Antonina beantwoordde de omhelzing. Ze bleven even zo staan en toen bewoog Lilja haar hoofd en kuste Antonina teder op elke wang. Antonina boog haar hoofd naar achteren en keek Lilja in de ogen. Langzaam kuste Lilja Antonina op de mond. Haar lippen bleven even op Antonina’s warme en zachte lippen rusten. Toen maakte ze zich van haar los, draaide zich om en holde weg. Haar hoofddoek lichtte fel op tussen de kale berken.
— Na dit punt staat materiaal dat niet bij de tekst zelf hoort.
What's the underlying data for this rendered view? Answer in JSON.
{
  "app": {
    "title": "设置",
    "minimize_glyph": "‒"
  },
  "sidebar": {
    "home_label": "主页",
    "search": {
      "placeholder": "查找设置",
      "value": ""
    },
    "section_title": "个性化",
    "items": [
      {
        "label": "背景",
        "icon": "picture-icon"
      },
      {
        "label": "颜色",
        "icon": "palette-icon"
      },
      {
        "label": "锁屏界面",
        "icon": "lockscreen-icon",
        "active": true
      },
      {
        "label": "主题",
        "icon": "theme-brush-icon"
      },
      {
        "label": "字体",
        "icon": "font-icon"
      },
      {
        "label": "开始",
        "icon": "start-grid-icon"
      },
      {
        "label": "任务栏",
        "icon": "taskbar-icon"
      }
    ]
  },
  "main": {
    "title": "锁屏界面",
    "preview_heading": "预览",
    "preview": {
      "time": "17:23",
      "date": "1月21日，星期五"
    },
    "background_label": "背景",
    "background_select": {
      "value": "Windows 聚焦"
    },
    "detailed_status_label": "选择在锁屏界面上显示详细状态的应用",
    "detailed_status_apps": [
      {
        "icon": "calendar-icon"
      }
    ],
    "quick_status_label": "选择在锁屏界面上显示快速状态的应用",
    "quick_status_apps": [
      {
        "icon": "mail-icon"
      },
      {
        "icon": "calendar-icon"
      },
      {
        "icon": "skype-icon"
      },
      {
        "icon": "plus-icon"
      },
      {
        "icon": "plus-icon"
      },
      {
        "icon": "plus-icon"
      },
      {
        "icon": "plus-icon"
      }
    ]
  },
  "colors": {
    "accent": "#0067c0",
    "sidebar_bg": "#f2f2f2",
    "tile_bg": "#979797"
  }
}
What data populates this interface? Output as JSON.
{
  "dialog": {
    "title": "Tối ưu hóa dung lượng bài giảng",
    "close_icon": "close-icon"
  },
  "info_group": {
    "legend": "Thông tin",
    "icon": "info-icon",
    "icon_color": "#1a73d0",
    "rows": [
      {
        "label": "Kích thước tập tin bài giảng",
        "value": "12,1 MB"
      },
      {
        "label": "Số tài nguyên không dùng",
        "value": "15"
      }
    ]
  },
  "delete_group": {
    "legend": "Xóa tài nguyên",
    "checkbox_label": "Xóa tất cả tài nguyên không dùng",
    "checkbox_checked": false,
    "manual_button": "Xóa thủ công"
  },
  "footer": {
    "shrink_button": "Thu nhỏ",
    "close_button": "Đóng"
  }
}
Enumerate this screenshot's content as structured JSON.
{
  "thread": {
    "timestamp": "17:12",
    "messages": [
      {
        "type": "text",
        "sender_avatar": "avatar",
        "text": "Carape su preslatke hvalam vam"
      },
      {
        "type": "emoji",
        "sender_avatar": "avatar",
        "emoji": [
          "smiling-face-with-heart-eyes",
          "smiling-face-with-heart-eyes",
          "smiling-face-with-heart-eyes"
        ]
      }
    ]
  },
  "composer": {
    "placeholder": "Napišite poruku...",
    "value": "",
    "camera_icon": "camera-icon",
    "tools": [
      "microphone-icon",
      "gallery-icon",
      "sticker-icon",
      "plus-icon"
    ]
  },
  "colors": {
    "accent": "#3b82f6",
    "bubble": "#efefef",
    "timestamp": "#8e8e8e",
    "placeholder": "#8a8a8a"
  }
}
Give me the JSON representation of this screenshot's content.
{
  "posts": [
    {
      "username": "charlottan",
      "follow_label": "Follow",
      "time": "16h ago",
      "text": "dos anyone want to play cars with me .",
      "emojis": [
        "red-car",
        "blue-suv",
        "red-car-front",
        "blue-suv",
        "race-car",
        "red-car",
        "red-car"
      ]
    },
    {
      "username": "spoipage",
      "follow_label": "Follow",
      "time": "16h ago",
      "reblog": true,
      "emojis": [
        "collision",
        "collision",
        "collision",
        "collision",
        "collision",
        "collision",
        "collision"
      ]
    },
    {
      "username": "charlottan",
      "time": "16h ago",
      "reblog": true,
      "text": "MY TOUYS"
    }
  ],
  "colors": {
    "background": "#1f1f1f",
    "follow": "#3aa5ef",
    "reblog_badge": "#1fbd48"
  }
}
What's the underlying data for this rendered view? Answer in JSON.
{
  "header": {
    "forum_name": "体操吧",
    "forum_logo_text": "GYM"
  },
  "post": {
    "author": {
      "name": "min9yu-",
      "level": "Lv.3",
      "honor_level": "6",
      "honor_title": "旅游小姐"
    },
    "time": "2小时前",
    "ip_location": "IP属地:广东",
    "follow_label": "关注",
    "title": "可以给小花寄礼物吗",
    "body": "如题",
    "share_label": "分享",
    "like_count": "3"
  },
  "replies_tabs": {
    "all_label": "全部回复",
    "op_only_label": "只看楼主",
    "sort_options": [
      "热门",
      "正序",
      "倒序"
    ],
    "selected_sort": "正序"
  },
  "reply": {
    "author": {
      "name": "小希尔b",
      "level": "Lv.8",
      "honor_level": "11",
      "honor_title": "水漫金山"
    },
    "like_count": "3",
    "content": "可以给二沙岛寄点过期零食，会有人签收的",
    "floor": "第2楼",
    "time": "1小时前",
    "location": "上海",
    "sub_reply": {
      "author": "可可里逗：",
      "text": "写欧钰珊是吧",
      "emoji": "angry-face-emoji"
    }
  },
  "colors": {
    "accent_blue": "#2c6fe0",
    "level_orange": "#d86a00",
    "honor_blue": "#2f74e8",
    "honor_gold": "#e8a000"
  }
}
Antonina voelde zich na Lilja’s onverwachte kus opeens heel vreemd, merkwaardig slap. Ze bleef een poos heel stil staan. Ten slotte keek ze neer op de icoon in haar hand en draaide hem om. Op de achterkant stond heel klein een getal gegraveerd: 962. Ze wikkelde hem zorgvuldig in haar zakdoek, stopte die in haar ceintuur en reed naar huis.
Ze ging rechtstreeks naar de hut van de smid van het landgoed en liet hem een gaatje in de icoon maken. Daarna reeg ze hem aan de ketting om haar hals.
Voor Antonina die avond ging slapen, kuste ze zowel de icoon als haar crucifix. Ze dacht terug aan het gevoel van Lilja’s lippen op de hare. Ze kon zich niet voorstellen dat ze Lilja nooit meer zou zien.